In either case, it has to (in some sense) iterate over all positions and check separately whether each one is legal. In practice it does this with distinct neurons/circuits that are mapped to distinct absolute positions—but if it instead used a computation like “check for a certain pattern in relative position space,” it would still need to repeat this same check many times over within the same forward pass, to handle all the copies of that pattern that might appear at various places on the board. And it’s not obvious that repeating (some number of distinct rules) x (some other number of potential applications per rule) is cheaper than just repeating the full conditions that license a move once for each absolute position on the board.
I think it’s pretty plausible that this is true, and that OthelloGPT is already doing something that’s somewhat close to optimal within the constraints of its architecture.
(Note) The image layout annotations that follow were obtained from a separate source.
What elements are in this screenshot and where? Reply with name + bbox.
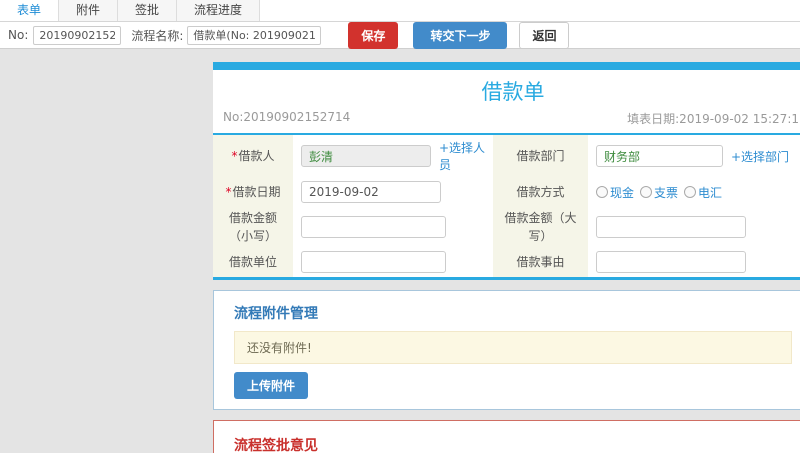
- amount-big-label: 借款金额（大写）: [493, 207, 588, 247]
- loan-unit-label: 借款单位: [213, 247, 293, 277]
- amount-small-field: [293, 207, 493, 247]
- required-mark: *: [225, 185, 232, 199]
- upload-attachment-button[interactable]: 上传附件: [234, 372, 309, 399]
- save-button[interactable]: 保存: [348, 21, 399, 49]
- tab-progress[interactable]: 流程进度: [177, 0, 261, 21]
- radio-icon[interactable]: [596, 186, 608, 198]
- form-title: 借款单: [481, 80, 545, 104]
- back-button[interactable]: 返回: [519, 21, 570, 49]
- radio-icon[interactable]: [640, 186, 653, 198]
- no-input[interactable]: [33, 25, 122, 45]
- next-step-button[interactable]: 转交下一步: [413, 21, 508, 49]
- method-option-cheque[interactable]: 支票: [640, 184, 678, 201]
- dept-label: 借款部门: [493, 135, 588, 177]
- method-option-cash[interactable]: 现金: [596, 184, 634, 201]
- doc-no: No:20190902152714: [223, 110, 351, 124]
- amount-big-field: [588, 207, 800, 247]
- signoff-heading: 流程签批意见: [234, 438, 318, 453]
- tab-approval[interactable]: 签批: [118, 0, 178, 21]
- dept-input[interactable]: [596, 145, 723, 167]
- borrower-field: +选择人员: [293, 135, 493, 177]
- fill-date: 填表日期:2019-09-02 15:27:1: [627, 112, 799, 126]
- borrower-input[interactable]: [301, 145, 431, 167]
- method-option-wire[interactable]: 电汇: [684, 184, 722, 201]
- select-person-link[interactable]: +选择人员: [439, 139, 493, 173]
- loan-reason-input[interactable]: [596, 251, 746, 273]
- select-dept-link[interactable]: +选择部门: [731, 148, 789, 165]
- loan-method-label: 借款方式: [493, 177, 588, 207]
- loan-date-input[interactable]: [301, 181, 441, 203]
- amount-big-input[interactable]: [596, 216, 746, 238]
- dept-field: +选择部门: [588, 135, 800, 177]
- attachments-panel: 流程附件管理 还没有附件! 上传附件: [213, 290, 800, 410]
- attachments-heading: 流程附件管理: [234, 306, 318, 322]
- loan-reason-label: 借款事由: [493, 247, 588, 277]
- radio-icon[interactable]: [684, 186, 697, 198]
- signoff-panel: 流程签批意见 B I abc: [213, 420, 800, 453]
- loan-method-field: 现金 支票 电汇: [588, 177, 800, 207]
- required-mark: *: [231, 149, 238, 163]
- panel-top-bar: [213, 62, 800, 70]
- loan-unit-field: [293, 247, 493, 277]
- loan-unit-input[interactable]: [301, 251, 446, 273]
- divider: [213, 277, 800, 280]
- amount-small-label: 借款金额（小写）: [213, 207, 293, 247]
- process-name-input[interactable]: [187, 25, 322, 45]
- loan-date-label: *借款日期: [213, 177, 293, 207]
- no-label: No:: [8, 28, 29, 42]
- tab-attachment[interactable]: 附件: [59, 0, 119, 21]
- loan-date-field: [293, 177, 493, 207]
- form-grid: *借款人 +选择人员 借款部门 +选择部门 *借款日期 借款: [213, 135, 800, 277]
- process-name-label: 流程名称:: [131, 28, 184, 43]
- tab-form[interactable]: 表单: [0, 0, 60, 21]
- loan-reason-field: [588, 247, 800, 277]
- tab-bar: 表单 附件 签批 流程进度: [0, 0, 800, 22]
- no-attachment-alert: 还没有附件!: [234, 331, 792, 364]
- borrower-label: *借款人: [213, 135, 293, 177]
- loan-form-panel: 借款单 No:20190902152714 填表日期:2019-09-02 15…: [213, 62, 800, 280]
- amount-small-input[interactable]: [301, 216, 446, 238]
- main-content: 借款单 No:20190902152714 填表日期:2019-09-02 15…: [213, 62, 800, 453]
- workspace: 借款单 No:20190902152714 填表日期:2019-09-02 15…: [0, 49, 800, 453]
- command-bar: No: 流程名称: 保存 转交下一步 返回: [0, 21, 800, 49]
- form-meta-row: No:20190902152714 填表日期:2019-09-02 15:27:…: [213, 108, 800, 133]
I have also spent time thinking about the optimal algorithm for next move prediction within the constraints of the OthelloGPT architecture, and “a bag of heuristics that promote / suppress information with attention to aggregate information across moves” seems like a very reasonable approach.
Seems like the natural next step would be to try to investigate grokking, as this appears analogous: you have a model which has memorized or learned a grabbag of heuristics & regularities, but as far as you can tell, the algorithmic core is eluding the model despite what seems like ample parameterization & data, perhaps because it is a wide shallow model. So one could try to train a skinny net, and maybe aggressively subsample the training data down into a maximally diverse subset. If it groks, then one should be able to read off much more interpretable algorithmic sub-models.